Source Data Agreement Template

In the absence of strong intellectual property rights to protect data and databases in the United States, data-sharing agreements work best if they are part of a broader agreement among research partners. An individual agreement on data sharing is not intended to supplant the greater agreement between the partners, but to complement and support a particular aspect of the broader agreement. For a detailed overview of the role of a data-sharing agreement in a larger project among research partners, see Data Sharing: Paige Backlund Jarquin MPH, Colorado Clinical and Translational Sciences Institute – Rocky Mountain Prevention Research Center. Access to clinical data and the exchange of clinical data are essential to the development of science. Over the past decade, the movement towards publicly and privately funded research data, which is supposed to be openly available, has increased considerably. The exchange of data allows sponsors and investigators to pay tribute to the essential contributions and volunteering of clinical trial participants, to ensure reproducibility and to allow the maximum use of data by the research community. A data-sharing agreement is an agreement between a party with useful data (the Discloser) and a party that searches for data for research on (the recipient) under which the public agrees to share its data with the recipient. These could be two universities that agree to share data for research cooperation, one or more private companies active in research or development, and even a government agency working with a private agency. Despite the willingness of investigators to exchange data, the data sharing process is often hampered by contractual discrepancies and ambiguous standards of data anonymization. Contractual barriers to data exchange, such as restrictive data usage and data contribution conditions, as well as inconsistencies in data exchange governance, delay the integration of data by researchers who use previously collected data (secondary researchers).

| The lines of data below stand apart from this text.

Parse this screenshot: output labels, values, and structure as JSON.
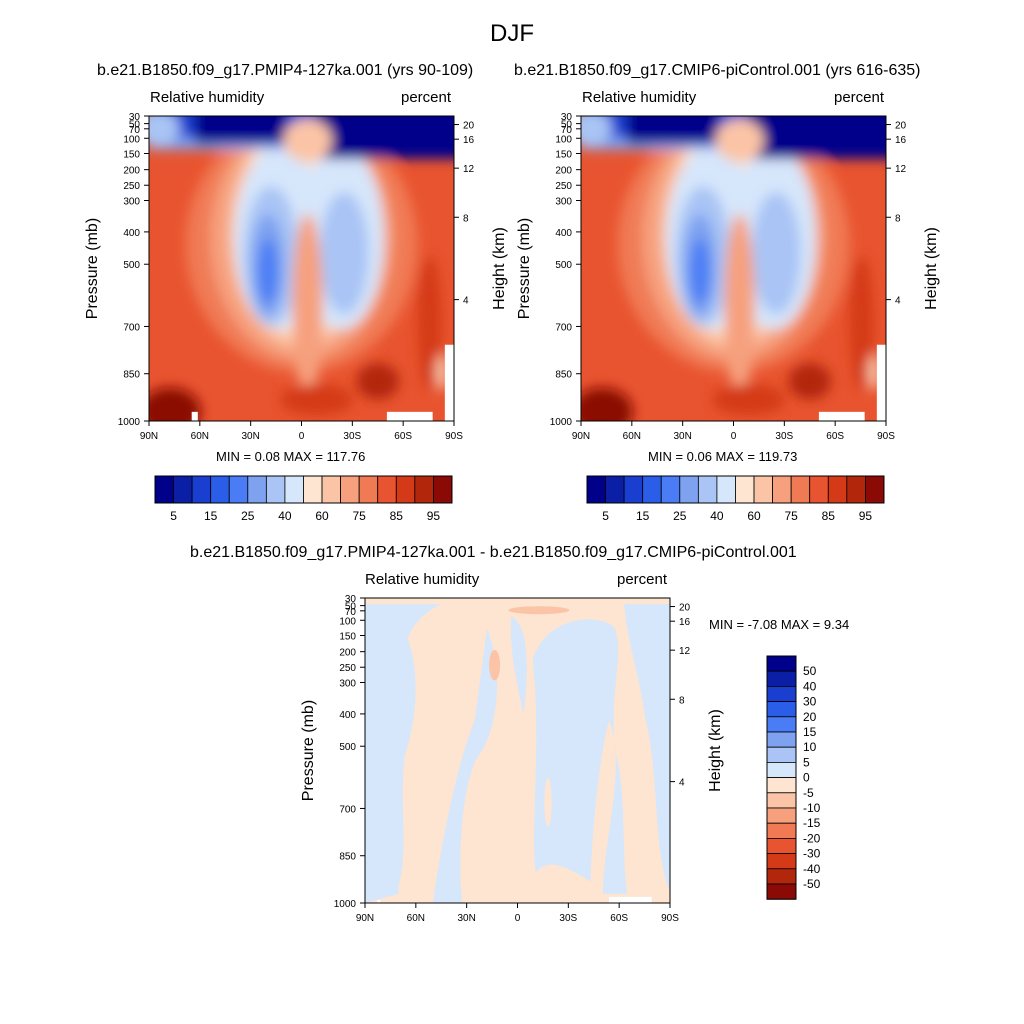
{
  "figure": {
    "title": "DJF"
  },
  "palettes": {
    "abs": [
      "#00008b",
      "#0a1fa6",
      "#1a3fd0",
      "#2a5ee8",
      "#4a7df5",
      "#7ea2f0",
      "#a9c4f5",
      "#d6e6fb",
      "#fde5d2",
      "#fbc4a6",
      "#f6a07e",
      "#f07a54",
      "#e8542f",
      "#d43a18",
      "#b2270c",
      "#8b0a05"
    ],
    "diff": [
      "#00008b",
      "#0a1fa6",
      "#1a3fd0",
      "#2a5ee8",
      "#4a7df5",
      "#7ea2f0",
      "#a9c4f5",
      "#d6e6fb",
      "#fde5d2",
      "#fbc4a6",
      "#f6a07e",
      "#f07a54",
      "#e8542f",
      "#d43a18",
      "#b2270c",
      "#8b0a05"
    ]
  },
  "chart_data": [
    {
      "type": "heatmap",
      "title": "b.e21.B1850.f09_g17.PMIP4-127ka.001 (yrs 90-109)",
      "subtitle_left": "Relative humidity",
      "subtitle_right": "percent",
      "ylabel": "Pressure (mb)",
      "ylabel_right": "Height (km)",
      "x_ticks": [
        "90N",
        "60N",
        "30N",
        "0",
        "30S",
        "60S",
        "90S"
      ],
      "y_ticks": [
        "30",
        "50",
        "70",
        "100",
        "150",
        "200",
        "250",
        "300",
        "400",
        "500",
        "700",
        "850",
        "1000"
      ],
      "y_right_ticks": [
        "20",
        "16",
        "12",
        "8",
        "4"
      ],
      "min_max": "MIN =   0.08  MAX = 117.76",
      "colorbar_labels": [
        "5",
        "15",
        "25",
        "40",
        "60",
        "75",
        "85",
        "95"
      ],
      "ylim": [
        1000,
        30
      ]
    },
    {
      "type": "heatmap",
      "title": "b.e21.B1850.f09_g17.CMIP6-piControl.001 (yrs 616-635)",
      "subtitle_left": "Relative humidity",
      "subtitle_right": "percent",
      "ylabel": "Pressure (mb)",
      "ylabel_right": "Height (km)",
      "x_ticks": [
        "90N",
        "60N",
        "30N",
        "0",
        "30S",
        "60S",
        "90S"
      ],
      "y_ticks": [
        "30",
        "50",
        "70",
        "100",
        "150",
        "200",
        "250",
        "300",
        "400",
        "500",
        "700",
        "850",
        "1000"
      ],
      "y_right_ticks": [
        "20",
        "16",
        "12",
        "8",
        "4"
      ],
      "min_max": "MIN =   0.06  MAX = 119.73",
      "colorbar_labels": [
        "5",
        "15",
        "25",
        "40",
        "60",
        "75",
        "85",
        "95"
      ],
      "ylim": [
        1000,
        30
      ]
    },
    {
      "type": "heatmap",
      "title": "b.e21.B1850.f09_g17.PMIP4-127ka.001 - b.e21.B1850.f09_g17.CMIP6-piControl.001",
      "subtitle_left": "Relative humidity",
      "subtitle_right": "percent",
      "ylabel": "Pressure (mb)",
      "ylabel_right": "Height (km)",
      "x_ticks": [
        "90N",
        "60N",
        "30N",
        "0",
        "30S",
        "60S",
        "90S"
      ],
      "y_ticks": [
        "30",
        "50",
        "70",
        "100",
        "150",
        "200",
        "250",
        "300",
        "400",
        "500",
        "700",
        "850",
        "1000"
      ],
      "y_right_ticks": [
        "20",
        "16",
        "12",
        "8",
        "4"
      ],
      "min_max": "MIN =  -7.08  MAX =   9.34",
      "colorbar_labels": [
        "50",
        "40",
        "30",
        "20",
        "15",
        "10",
        "5",
        "0",
        "-5",
        "-10",
        "-15",
        "-20",
        "-30",
        "-40",
        "-50"
      ],
      "ylim": [
        1000,
        30
      ]
    }
  ]
}
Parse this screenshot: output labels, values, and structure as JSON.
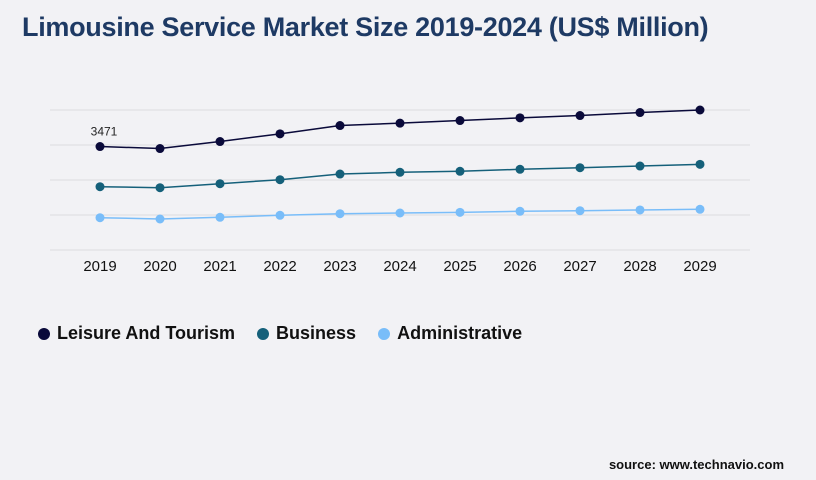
{
  "title": "Limousine Service Market Size 2019-2024 (US$ Million)",
  "source": "source: www.technavio.com",
  "chart_data": {
    "type": "line",
    "title": "Limousine Service Market Size 2019-2024 (US$ Million)",
    "x": [
      "2019",
      "2020",
      "2021",
      "2022",
      "2023",
      "2024",
      "2025",
      "2026",
      "2027",
      "2028",
      "2029"
    ],
    "ylim": [
      0,
      4696
    ],
    "grid": true,
    "legend": "bottom-left",
    "annotations": [
      {
        "series": "Leisure And Tourism",
        "x": "2019",
        "text": "3471"
      }
    ],
    "series": [
      {
        "name": "Leisure And Tourism",
        "color": "#0a0a3a",
        "values": [
          3471,
          3404,
          3639,
          3897,
          4175,
          4255,
          4343,
          4433,
          4510,
          4611,
          4696
        ]
      },
      {
        "name": "Business",
        "color": "#15607a",
        "values": [
          2123,
          2090,
          2224,
          2358,
          2549,
          2606,
          2640,
          2707,
          2760,
          2817,
          2874
        ]
      },
      {
        "name": "Administrative",
        "color": "#79bdf9",
        "values": [
          1083,
          1040,
          1097,
          1164,
          1218,
          1241,
          1264,
          1298,
          1318,
          1342,
          1365
        ]
      }
    ]
  }
}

Ambiguous data anonymization standards pose additional challenges, as existing guidelines and guidelines lead, to a large extent, to implicitly contradicting the data in order to preserve scientific utility. As we move towards a landscape where source data, study papers and published manuscripts are increasingly available, there is a growing need for tools that streamline contract processes, protect participants` privacy and maintain the scientific utility of the data. In 2014, the MRCT Center and several partners introduced a retrospective analysis of the language of data sharing in consenting information forms.